China again lands planes on disputed island in South China Sea
China has alarmed its rivals with its massive reclamation and construction of facilities on disputed reefs, including a 3,000-metre (9,842-foot) runway on Fiery Cross, around 1,000 kilometres (600 miles) from the southern province of Hainan.
Asia Maritime Transparency Initiative/CSISFiery Cross, January 19, 2015. China rejected Hanoi’s protest.
The attempt has invited a flurry of speculations, as well as criticisms across the world.
Chinese Foreign Ministry spokeswoman Hua Chunying said Saturday that China deployed a “civil aircraft” on the island, which it calls Yongshu Jiao, to determine whether the new airfield in what she said was Chinese territory conformed to civil aviation standards.
A tribunal in The Hague is expected to announce its verdict in a landmark case filed by the Philippines accusing China of violating global law in the South China Sea, further raising tensions.

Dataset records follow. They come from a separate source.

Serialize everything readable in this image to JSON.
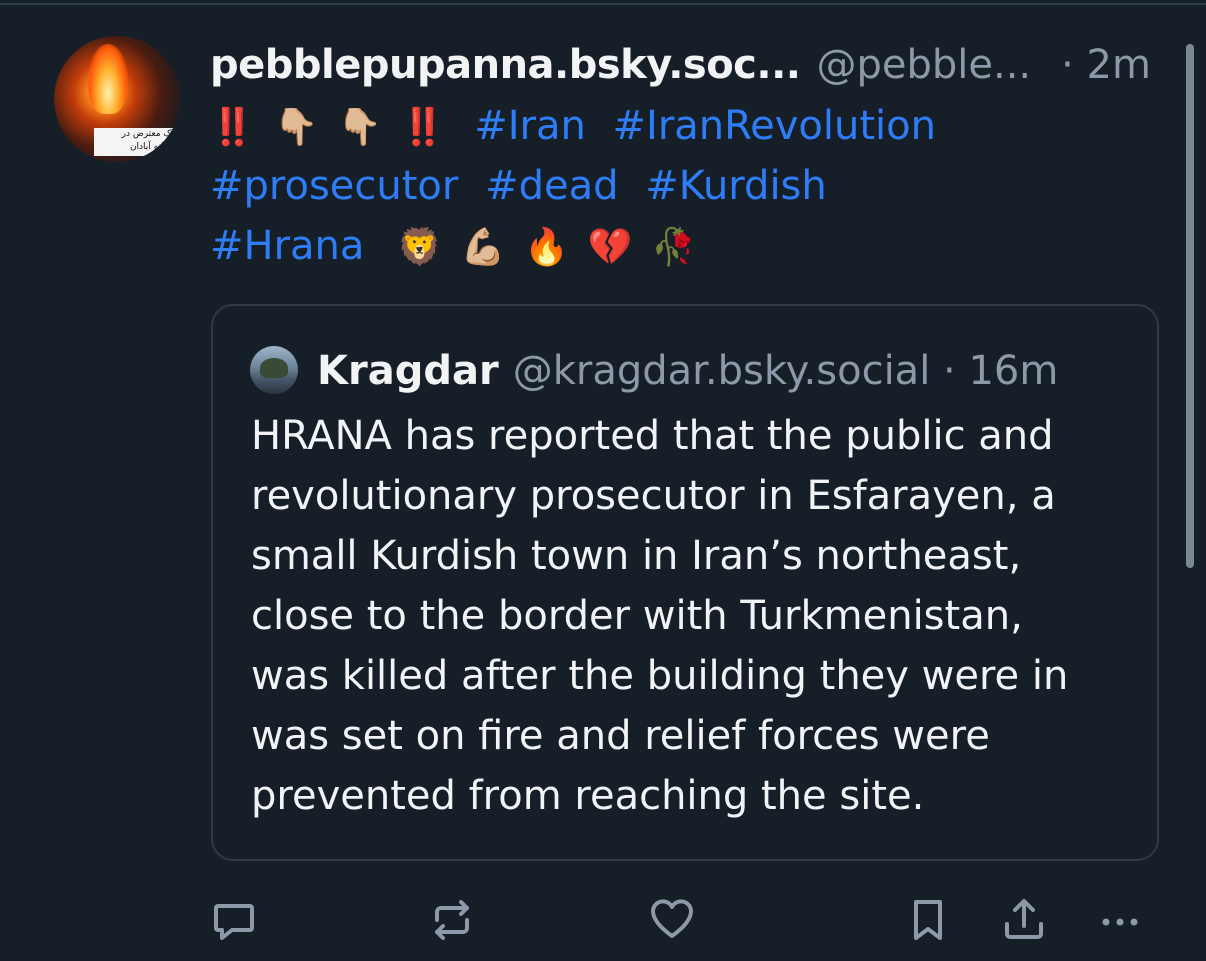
{
  "post": {
    "author_name": "pebblepupanna.bsky.soc...",
    "author_handle": "@pebble...",
    "time": "· 2m",
    "avatar_caption_1": "یک معترض در",
    "avatar_caption_2": "شبانه آبادان",
    "line1": {
      "bang1": "‼️",
      "emoji1": "👇🏼",
      "emoji2": "👇🏼",
      "bang2": "‼️",
      "tags": [
        "#Iran",
        "#IranRevolution"
      ]
    },
    "line2": {
      "tags": [
        "#prosecutor",
        "#dead",
        "#Kurdish"
      ]
    },
    "line3": {
      "tags": [
        "#Hrana"
      ],
      "emojis": [
        "🦁",
        "💪🏼",
        "🔥",
        "💔",
        "🥀"
      ]
    }
  },
  "quote": {
    "author_name": "Kragdar",
    "author_handle": "@kragdar.bsky.social · 16m",
    "body_lines": [
      "HRANA has reported that the public and",
      "revolutionary prosecutor in Esfarayen, a",
      "small Kurdish town in Iran’s northeast,",
      "close to the border with Turkmenistan,",
      "was killed after the building they were in",
      "was set on fire and relief forces were",
      "prevented from reaching the site."
    ]
  },
  "actions": {
    "icons": [
      "reply-icon",
      "repost-icon",
      "like-icon",
      "bookmark-icon",
      "share-icon",
      "more-icon"
    ]
  },
  "colors": {
    "background": "#161e27",
    "hashtag": "#2f7df6",
    "muted": "#8d99a8",
    "text": "#f1f3f5",
    "alert": "#e3152b"
  }
}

Chinese officials have repeatedly stressed that the new islands would be mostly for civilian use, such as Coast Guard activity and fishing research. On the sidelines of the ASEAN meetings in Kuala Lumpur, Chinese Vice Foreign Minister Liu Zhenmin argued that “to build necessary military defense facilities on islands far away from our mainland is required by the need both of national defense and of safeguarding our islands and reefs”.

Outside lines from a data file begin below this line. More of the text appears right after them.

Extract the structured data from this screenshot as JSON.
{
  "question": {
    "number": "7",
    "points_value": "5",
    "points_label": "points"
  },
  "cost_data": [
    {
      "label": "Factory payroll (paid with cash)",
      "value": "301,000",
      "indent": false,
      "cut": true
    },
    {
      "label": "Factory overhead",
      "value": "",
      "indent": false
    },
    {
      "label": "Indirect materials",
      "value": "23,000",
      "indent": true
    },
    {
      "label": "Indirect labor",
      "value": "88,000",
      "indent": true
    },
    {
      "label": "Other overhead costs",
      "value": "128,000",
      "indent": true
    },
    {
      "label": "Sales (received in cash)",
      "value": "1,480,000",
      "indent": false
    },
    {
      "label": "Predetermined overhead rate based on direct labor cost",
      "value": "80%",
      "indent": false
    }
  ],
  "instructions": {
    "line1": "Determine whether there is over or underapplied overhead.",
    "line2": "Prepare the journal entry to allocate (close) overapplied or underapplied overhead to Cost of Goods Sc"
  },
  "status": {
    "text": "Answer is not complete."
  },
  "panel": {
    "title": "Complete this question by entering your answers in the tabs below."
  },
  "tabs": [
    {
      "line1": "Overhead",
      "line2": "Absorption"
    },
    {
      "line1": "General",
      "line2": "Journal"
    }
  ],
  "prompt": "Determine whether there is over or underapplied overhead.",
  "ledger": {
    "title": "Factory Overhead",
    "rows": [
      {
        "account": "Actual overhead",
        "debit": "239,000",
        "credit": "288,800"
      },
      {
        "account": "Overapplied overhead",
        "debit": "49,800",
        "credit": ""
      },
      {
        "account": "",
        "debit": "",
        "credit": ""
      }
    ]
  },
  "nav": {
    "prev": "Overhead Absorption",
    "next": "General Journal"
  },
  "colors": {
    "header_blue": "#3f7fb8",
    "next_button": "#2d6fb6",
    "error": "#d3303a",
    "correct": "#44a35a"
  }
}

China’s landing of an aircraft at Fiery Cross Reef has already drawn criticism from its neighbors.
China sparked condemnation from the United States and Japan in late 2013 when it declared an ADIZ over the East China Sea, covering uninhabited islands disputed with Tokyo.
In this matter, Zhang Baohui, a Political Science Professor and Director of the Centre for Asian Pacific Studies at Lingnan University in Hong Kong, said: “Such operations could gravely destabilize the South China Sea situation, even peace and stability of the whole region”.

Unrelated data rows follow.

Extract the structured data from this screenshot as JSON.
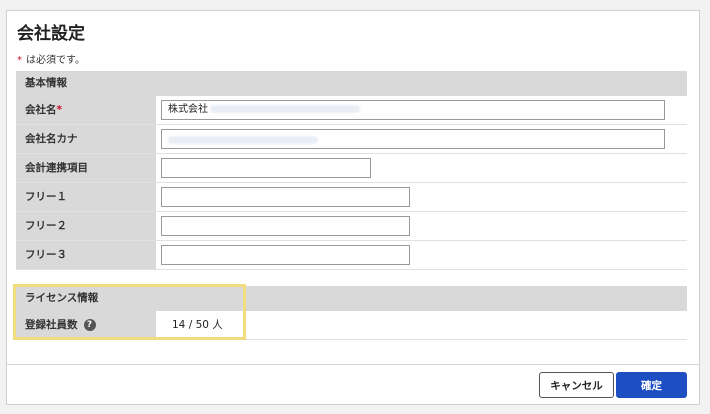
{
  "page": {
    "title": "会社設定",
    "required_note": "は必須です。",
    "required_mark": "*"
  },
  "basic_section": {
    "title": "基本情報"
  },
  "fields": {
    "company_name": {
      "label": "会社名",
      "required_mark": "*",
      "value_prefix": "株式会社"
    },
    "company_kana": {
      "label": "会社名カナ"
    },
    "accounting_link": {
      "label": "会計連携項目"
    },
    "free1": {
      "label": "フリー１"
    },
    "free2": {
      "label": "フリー２"
    },
    "free3": {
      "label": "フリー３"
    }
  },
  "license_section": {
    "title": "ライセンス情報"
  },
  "license": {
    "label": "登録社員数",
    "help_icon": "?",
    "value": "14 / 50 人"
  },
  "footer": {
    "cancel_label": "キャンセル",
    "confirm_label": "確定"
  },
  "colors": {
    "required": "#c8102e",
    "primary": "#1e4fc2",
    "highlight": "#f2dc80",
    "label_bg": "#d9d9d9"
  }
}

It could not be more clear who is escalating tensions, Liu said. A 2010 report by U.S. Air Force Major Christopher J. McCarthy says, “Today, China has emerged as a regional power with robust Anti-Access/Area Denial (A2/AD) capabilities and unclear political and military intentions”.
More than $US5 billion ($7 billion) of trade passes every year through the South China Sea, which is also believed to hold huge deposits of oil and gas.
Senator McCain said that the lack of US action after a US Navy patrol near the islands last October was allowing China “to pursue its territorial ambitions” in the region.